Warm Up the Skinny Jeans, Kids – Art to Check Out This Weekend! 4/13 – 4/15

This Saturday I’ll be taking my first ride on the Tampa Bay Monorail.  How better to see everything in St. Pete and Tampa on the same night?  I’m sorry to play such a cruel joke on you.  There is no monorail system.  The Bay area could sure use one, though.  Case in point: Disney World.  Did you ever visit Disney World before they got a monorail?  What a dump!  Anyhow, as I mentioned there are plenty of great events to check out on both sides of the Bay this week.

St. Petersburg – 2nd Saturday Art Walk     Sat 4/14

St. Petersburg’s popular 2nd Saturday Art Walk just got a guide upgrade.  Bay area art doers (it was that or ‘arts facilitators’) Reuben and Hunter developed the new website: check it out here.  The new virtual home has definitely increased the already busy buzz for the monthly event.  How cool would it be for everyone to meet for an art party at the Independent or Sake Bomb afterwards?  Anyhow, here are a couple of highlights for your walk.

Mindy Solomon Gallery – Explicit Content    Sat 4/14  6pm-8pm     18 and older only

Mindy Solomon Gallery

I opened the emailed flyer to this exhibit while at work.  I was dumbly shocked to find a photo of a naked woman wearing a bear mask in what appears to be the back of a car.  In retrospect, the exhibit title in the subject line should have tipped me off that it would be NSFW.  The fact that the art is sexually explicit seems to be the point of the Mindy Solomon Gallery‘s latest group exhibit.  The show that opens this Saturday features artists Scot Sothern, Christina West, Barbara DeGenevieve, Bart Johnson, Becky Flanders, Georgine Ingold, Leopold Foulem, Anne Drew Potter, and Bonnie Marie Smith.

I’m curious to see how this show is curatorially executed.  Luridness as the premise for an exhibit could quickly degenerate into a freak show – strengthening the stereotype of the deviant or the Other (with a capital ‘O’) rather than investigating it.  On the other hand, the theme also lends itself to a fair amount of potential.  You’ll have to stop by the gallery to see for yourself.  Regardless of how the exhibit ends up being presented, Mindy Solomon has rounded up some impressive artists.  There will be several pieces that should be the highlight of the art walk.

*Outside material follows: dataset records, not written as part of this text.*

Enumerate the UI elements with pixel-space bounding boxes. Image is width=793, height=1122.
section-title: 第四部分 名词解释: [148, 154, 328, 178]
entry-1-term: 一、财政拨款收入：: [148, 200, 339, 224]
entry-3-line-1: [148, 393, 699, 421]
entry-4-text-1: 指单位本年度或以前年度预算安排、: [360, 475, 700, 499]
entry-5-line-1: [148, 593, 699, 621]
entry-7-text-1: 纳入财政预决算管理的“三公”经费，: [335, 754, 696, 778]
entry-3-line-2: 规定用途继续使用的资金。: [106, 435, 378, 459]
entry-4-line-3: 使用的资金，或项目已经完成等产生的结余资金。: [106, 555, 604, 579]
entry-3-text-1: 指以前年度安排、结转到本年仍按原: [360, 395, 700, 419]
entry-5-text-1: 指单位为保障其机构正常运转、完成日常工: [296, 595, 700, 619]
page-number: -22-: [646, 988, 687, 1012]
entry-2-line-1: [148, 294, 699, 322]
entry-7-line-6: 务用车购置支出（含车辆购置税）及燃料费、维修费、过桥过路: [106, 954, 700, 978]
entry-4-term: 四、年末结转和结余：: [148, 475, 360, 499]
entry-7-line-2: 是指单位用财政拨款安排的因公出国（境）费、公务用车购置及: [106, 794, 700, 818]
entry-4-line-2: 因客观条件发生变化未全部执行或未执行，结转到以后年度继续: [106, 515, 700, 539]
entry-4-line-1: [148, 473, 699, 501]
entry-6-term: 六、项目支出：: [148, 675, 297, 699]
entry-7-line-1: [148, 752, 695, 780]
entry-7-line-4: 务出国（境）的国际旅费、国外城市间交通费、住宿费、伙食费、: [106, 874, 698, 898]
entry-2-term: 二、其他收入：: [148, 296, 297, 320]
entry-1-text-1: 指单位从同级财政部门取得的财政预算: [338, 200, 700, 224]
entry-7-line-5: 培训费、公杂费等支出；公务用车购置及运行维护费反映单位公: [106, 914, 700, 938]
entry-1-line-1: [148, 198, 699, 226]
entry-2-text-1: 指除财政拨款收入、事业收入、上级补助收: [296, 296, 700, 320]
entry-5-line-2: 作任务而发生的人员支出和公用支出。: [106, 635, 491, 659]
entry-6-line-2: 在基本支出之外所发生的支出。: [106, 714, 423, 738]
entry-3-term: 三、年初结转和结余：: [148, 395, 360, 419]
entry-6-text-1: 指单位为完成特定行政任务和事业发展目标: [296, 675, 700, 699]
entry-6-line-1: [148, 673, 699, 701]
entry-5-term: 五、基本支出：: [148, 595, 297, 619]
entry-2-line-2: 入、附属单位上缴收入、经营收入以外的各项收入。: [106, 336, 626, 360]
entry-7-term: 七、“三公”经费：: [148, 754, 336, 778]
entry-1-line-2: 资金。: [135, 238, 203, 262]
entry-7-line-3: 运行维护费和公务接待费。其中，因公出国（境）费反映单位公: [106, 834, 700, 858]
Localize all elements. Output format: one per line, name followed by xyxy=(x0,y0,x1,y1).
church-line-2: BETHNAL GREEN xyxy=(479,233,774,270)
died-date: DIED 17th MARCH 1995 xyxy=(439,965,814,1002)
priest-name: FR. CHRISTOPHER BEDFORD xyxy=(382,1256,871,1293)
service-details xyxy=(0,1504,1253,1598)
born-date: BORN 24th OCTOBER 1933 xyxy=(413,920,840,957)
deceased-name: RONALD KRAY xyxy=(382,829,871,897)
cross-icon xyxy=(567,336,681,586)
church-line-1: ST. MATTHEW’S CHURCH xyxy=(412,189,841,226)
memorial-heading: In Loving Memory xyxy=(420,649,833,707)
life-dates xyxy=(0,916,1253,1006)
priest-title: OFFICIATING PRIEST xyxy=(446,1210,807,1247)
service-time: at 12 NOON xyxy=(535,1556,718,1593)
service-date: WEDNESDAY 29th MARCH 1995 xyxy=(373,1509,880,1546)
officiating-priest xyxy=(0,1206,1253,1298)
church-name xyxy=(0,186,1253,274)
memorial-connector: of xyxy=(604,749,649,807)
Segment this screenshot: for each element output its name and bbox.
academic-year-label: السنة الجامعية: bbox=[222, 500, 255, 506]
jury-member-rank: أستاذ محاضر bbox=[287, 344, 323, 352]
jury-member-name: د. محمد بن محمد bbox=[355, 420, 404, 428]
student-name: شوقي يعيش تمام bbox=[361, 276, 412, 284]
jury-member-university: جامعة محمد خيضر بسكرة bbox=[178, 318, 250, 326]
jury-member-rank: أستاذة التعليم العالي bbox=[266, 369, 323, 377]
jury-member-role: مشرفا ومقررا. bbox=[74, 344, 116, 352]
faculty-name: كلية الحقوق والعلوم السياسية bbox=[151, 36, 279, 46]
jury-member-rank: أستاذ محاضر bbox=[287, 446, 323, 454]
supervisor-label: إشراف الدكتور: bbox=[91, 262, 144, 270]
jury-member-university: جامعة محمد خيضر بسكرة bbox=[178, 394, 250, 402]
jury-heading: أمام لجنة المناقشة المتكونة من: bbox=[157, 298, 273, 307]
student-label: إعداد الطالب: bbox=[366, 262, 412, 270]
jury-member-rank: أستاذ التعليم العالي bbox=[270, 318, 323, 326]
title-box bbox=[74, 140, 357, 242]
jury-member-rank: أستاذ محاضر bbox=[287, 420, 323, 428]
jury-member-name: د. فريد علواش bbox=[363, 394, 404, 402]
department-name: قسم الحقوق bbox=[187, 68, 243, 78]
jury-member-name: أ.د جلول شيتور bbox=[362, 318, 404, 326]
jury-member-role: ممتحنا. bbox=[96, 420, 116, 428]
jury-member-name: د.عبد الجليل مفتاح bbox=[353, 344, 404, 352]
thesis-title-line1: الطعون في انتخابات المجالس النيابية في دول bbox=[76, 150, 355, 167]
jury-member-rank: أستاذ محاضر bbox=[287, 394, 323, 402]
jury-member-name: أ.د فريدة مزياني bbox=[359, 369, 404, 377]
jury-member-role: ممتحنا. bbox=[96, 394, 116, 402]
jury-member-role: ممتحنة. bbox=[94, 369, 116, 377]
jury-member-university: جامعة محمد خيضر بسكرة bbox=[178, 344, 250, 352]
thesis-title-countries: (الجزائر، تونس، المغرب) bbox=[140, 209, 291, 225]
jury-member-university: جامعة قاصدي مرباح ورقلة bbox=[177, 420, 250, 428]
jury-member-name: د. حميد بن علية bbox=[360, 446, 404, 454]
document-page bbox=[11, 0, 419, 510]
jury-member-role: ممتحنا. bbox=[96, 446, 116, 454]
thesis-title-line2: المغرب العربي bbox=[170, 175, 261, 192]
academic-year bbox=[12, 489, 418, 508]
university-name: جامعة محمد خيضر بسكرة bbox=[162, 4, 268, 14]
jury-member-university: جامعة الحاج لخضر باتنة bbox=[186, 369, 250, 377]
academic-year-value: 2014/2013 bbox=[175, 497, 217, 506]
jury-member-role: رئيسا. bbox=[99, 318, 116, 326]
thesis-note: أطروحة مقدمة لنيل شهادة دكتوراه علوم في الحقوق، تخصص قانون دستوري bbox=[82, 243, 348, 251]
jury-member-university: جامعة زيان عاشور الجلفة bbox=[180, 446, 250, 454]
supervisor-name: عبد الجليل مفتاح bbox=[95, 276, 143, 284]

C. Emerson Fine Arts – Marianne Chapel: Perceptions and Memories    Sat 4/14 6pm

Opening this Saturday, CEFA presents a solo exhibit of multimedia work by Marianne Chapel.  She is an abundantly awarded and well-traveled artist with studios apparently both in the Panamanian jungle and the mountains of Quebec.   However, Chapel also has local connections teaching in the past at the University of Tampa and Ringling College.

It’s clear from the little I’ve seen, that Chapel’s work deals with the way stories are told, the way they’re heard, and the in-between.  She uses materials that are reminiscent of personal ephemera, recalling past family mementos.  Chapel uses these personal seeming narratives to comment on something larger.  Her installation, Dirty Laundry warrants a stop over at the 900 block gallery.

Tempus Projects – Screening of PBS’ Art21: “Change”    Sat 4/14  7pm

If you’re reading this blog, you’re also probably a big fan of PBS‘ award winning documentary series, Art21: Art in the Twenty-First Century.  If you haven’t heard of it before, remember that it is me, Danny Olda, that introduced you to the series.  The first five seasons of the series have been well made and absorbing.  The sixth season is set to top them all.

Saturday night Tempus Projects will be screening “Change”, the first episode of the new season.  The first episode focuses on artists Catherine Opie, El Anatsui, and Ai Wei Wei.  I will admit I cheated: I was able to get my hands on the DVD and watch the first couple episodes.  With the saga surrounding Ai Wei Wei of late I was especially anticipating the section focusing on him and his work.  Art21 touches on his recent run in with the paranoid Chinese state but thankfully focuses on his brilliant work.  It was with the portion on El Anatsui that I was pleasantly surprised with, though.  His ever fluid work, issues of labor, change, and post-colonialism add depth not often found on television (a thimble’s worth of which would’ve improved Morley Safer’s 60 minutes piece 100 fold).  I hope I’m wrong but from what I can tell WEDU and WUSF will not be airing this series (?!) so make sure you at least catch it at Tempus Projects.  There will be snacks and drinks but make sure you RSVP here.